A mãe natureza inventou as fibras óticas, centenas de milhões de anos antes de nós, concluiu um grupo de biólogos alemães. Eles descobriram que esponjas da espécie Tethya aurantium (“laranja-do-mar”) são capazes de absorver a luz de seu ambiente aquático e canalizá-la para dentro de seus corpos. A luz penetra no interior do animal marinho em um zigue-zague de múltiplas reflexões nas paredes internas de canudinhos de dióxido de silício (principal componente dos vidros comuns) que fazem parte de estruturas micoscópicas em forma de estrela, chamadas de espículas.

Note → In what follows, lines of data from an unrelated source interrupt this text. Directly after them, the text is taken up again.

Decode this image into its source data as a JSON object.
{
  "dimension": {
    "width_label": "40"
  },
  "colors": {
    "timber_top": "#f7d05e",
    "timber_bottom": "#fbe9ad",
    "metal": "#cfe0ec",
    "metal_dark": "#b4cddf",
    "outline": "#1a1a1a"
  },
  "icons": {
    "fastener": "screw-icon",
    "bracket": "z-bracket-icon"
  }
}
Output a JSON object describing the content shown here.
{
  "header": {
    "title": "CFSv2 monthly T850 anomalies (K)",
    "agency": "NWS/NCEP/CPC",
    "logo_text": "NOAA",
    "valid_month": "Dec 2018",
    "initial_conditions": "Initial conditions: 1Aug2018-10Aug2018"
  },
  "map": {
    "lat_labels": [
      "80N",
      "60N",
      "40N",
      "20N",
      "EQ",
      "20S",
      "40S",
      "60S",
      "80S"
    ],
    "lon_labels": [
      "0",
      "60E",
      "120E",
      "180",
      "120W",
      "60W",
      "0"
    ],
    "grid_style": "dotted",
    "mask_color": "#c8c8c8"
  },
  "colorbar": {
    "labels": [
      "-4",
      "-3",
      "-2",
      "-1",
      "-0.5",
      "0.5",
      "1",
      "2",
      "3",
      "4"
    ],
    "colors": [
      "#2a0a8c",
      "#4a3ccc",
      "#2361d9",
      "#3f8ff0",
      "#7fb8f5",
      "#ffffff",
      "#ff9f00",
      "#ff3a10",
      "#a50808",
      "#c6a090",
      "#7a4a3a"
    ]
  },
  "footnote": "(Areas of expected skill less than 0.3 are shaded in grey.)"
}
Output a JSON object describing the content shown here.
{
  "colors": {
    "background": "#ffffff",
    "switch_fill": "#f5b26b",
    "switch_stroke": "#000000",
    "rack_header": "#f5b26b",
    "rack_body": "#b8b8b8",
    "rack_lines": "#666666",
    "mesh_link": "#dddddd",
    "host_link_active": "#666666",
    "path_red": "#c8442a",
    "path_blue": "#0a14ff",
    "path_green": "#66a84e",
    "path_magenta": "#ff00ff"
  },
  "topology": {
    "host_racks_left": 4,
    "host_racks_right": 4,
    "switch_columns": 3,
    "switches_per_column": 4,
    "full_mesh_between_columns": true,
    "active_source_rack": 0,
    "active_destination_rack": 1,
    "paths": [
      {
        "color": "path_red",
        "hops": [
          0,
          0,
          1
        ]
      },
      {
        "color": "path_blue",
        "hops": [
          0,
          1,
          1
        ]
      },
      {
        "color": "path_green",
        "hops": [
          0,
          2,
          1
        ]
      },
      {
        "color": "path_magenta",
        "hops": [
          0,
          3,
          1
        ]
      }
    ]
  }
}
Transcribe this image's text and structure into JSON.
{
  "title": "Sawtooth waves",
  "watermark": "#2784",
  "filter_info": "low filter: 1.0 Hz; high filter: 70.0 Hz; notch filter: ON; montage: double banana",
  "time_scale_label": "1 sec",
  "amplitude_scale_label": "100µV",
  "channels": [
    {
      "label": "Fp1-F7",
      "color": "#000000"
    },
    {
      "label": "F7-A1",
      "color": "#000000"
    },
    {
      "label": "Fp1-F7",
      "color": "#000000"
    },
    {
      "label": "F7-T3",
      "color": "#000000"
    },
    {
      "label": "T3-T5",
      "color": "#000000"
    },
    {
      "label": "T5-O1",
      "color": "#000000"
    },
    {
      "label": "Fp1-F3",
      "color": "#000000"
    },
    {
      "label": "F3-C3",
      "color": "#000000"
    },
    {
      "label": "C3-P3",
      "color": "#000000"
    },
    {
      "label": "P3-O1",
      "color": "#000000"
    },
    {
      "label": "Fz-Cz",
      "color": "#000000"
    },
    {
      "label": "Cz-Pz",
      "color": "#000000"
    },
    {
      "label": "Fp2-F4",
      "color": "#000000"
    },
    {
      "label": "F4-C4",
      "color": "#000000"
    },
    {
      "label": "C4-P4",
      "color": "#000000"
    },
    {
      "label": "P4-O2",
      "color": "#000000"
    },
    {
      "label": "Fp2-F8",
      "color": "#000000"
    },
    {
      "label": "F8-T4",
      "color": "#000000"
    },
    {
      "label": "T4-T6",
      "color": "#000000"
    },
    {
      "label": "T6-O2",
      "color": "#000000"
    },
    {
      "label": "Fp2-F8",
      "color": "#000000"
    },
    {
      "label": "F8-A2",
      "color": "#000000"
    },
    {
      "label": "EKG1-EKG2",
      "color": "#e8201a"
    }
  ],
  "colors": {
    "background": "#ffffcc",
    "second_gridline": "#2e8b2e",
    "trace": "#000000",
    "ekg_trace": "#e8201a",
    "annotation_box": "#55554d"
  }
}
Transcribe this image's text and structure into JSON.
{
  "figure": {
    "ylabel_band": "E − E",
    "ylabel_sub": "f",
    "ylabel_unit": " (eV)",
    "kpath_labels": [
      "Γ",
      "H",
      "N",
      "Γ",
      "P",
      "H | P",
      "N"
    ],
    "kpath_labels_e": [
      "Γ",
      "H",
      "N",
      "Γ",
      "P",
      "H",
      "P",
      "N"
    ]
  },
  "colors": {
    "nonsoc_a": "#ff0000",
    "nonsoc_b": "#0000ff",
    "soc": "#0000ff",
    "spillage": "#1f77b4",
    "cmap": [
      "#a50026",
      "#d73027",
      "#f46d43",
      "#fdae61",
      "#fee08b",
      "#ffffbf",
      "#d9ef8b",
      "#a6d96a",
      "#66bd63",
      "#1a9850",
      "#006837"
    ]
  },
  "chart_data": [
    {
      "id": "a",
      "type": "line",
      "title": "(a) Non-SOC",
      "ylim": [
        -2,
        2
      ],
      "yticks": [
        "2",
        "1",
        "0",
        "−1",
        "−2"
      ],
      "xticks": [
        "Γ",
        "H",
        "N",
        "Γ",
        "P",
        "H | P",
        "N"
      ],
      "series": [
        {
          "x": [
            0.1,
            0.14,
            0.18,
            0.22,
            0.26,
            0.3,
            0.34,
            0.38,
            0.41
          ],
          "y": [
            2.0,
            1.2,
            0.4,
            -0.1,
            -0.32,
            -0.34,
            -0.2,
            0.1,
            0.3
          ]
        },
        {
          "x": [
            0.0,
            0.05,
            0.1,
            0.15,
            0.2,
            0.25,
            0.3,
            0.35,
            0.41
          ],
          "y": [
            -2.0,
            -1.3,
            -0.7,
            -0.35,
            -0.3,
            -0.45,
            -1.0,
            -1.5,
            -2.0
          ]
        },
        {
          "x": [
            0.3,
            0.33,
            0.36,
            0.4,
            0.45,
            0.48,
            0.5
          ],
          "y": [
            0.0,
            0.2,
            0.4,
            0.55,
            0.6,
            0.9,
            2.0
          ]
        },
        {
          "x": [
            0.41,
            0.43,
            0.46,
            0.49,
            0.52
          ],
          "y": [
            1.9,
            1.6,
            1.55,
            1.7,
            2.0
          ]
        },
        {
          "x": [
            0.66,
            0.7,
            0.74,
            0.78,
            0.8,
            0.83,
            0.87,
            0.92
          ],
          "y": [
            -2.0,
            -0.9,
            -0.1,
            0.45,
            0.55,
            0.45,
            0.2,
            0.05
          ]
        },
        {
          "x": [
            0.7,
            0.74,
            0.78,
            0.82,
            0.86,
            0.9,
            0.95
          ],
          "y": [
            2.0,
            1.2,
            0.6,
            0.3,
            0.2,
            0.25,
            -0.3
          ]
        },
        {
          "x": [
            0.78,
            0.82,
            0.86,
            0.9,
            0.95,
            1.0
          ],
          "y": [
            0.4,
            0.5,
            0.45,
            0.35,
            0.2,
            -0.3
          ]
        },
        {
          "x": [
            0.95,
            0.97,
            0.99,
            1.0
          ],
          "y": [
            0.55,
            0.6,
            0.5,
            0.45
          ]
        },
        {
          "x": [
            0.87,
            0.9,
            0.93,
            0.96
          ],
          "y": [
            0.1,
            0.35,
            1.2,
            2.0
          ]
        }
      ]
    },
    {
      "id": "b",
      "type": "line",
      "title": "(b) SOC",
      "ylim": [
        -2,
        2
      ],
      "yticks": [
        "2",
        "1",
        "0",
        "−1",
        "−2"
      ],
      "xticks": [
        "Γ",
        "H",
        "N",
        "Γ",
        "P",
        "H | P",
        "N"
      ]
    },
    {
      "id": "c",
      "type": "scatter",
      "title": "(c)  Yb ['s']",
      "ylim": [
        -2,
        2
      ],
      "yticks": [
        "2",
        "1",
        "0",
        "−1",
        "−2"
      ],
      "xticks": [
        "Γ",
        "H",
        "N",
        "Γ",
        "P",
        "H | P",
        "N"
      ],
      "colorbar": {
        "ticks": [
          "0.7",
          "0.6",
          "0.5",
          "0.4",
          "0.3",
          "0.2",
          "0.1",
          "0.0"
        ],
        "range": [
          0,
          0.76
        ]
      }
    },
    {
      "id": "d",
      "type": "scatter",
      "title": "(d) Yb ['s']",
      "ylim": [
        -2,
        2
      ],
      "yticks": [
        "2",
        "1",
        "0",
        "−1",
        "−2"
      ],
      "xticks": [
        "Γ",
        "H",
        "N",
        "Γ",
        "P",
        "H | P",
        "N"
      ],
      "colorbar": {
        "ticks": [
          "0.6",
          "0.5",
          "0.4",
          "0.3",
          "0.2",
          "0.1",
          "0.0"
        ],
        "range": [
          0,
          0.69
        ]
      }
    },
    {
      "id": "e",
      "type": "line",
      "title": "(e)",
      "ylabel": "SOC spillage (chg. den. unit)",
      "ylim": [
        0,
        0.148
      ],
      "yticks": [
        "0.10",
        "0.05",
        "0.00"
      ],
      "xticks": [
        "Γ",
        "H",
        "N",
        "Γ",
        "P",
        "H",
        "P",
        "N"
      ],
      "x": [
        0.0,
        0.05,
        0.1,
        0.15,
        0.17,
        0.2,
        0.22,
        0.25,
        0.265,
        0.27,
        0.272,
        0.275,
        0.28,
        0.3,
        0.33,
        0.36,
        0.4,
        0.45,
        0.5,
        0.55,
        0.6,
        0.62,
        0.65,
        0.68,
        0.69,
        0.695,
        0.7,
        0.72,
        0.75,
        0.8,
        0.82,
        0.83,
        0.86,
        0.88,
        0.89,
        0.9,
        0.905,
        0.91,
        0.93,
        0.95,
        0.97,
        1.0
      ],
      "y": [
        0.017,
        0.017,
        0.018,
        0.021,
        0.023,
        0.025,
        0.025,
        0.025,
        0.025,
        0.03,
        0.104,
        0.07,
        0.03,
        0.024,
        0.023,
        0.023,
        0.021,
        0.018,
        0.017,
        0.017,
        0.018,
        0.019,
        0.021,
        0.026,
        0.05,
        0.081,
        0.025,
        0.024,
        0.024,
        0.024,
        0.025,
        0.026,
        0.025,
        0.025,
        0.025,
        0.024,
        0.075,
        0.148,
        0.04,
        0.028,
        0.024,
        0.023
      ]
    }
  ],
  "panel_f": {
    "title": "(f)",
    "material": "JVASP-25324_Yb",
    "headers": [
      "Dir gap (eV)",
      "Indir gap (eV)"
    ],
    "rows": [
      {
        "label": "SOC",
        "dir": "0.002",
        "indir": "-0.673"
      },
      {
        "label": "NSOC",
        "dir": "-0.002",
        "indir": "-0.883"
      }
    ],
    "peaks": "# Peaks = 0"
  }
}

O princípio de propagação da luz pelas espículas é o mesmo pelo qual um pulso de luz é transmitido pelas fibras óticas. Uma rede de espículas forma o exoesqueleto que sustenta o corpo da esponja—organismo feito de várias células, mas sem nervos, músculos, ou qualquer outro tipo de órgão ou tecido. Apesar de primitivos, são os únicos animais conhecidos com “fibras óticas”. A luz canalizada permite que algas e cianobactérias vivendo no interior da esponja ao redor das espículas façam fotossíntese, produzindo nutrientes essenciais para o crescimento da esponja.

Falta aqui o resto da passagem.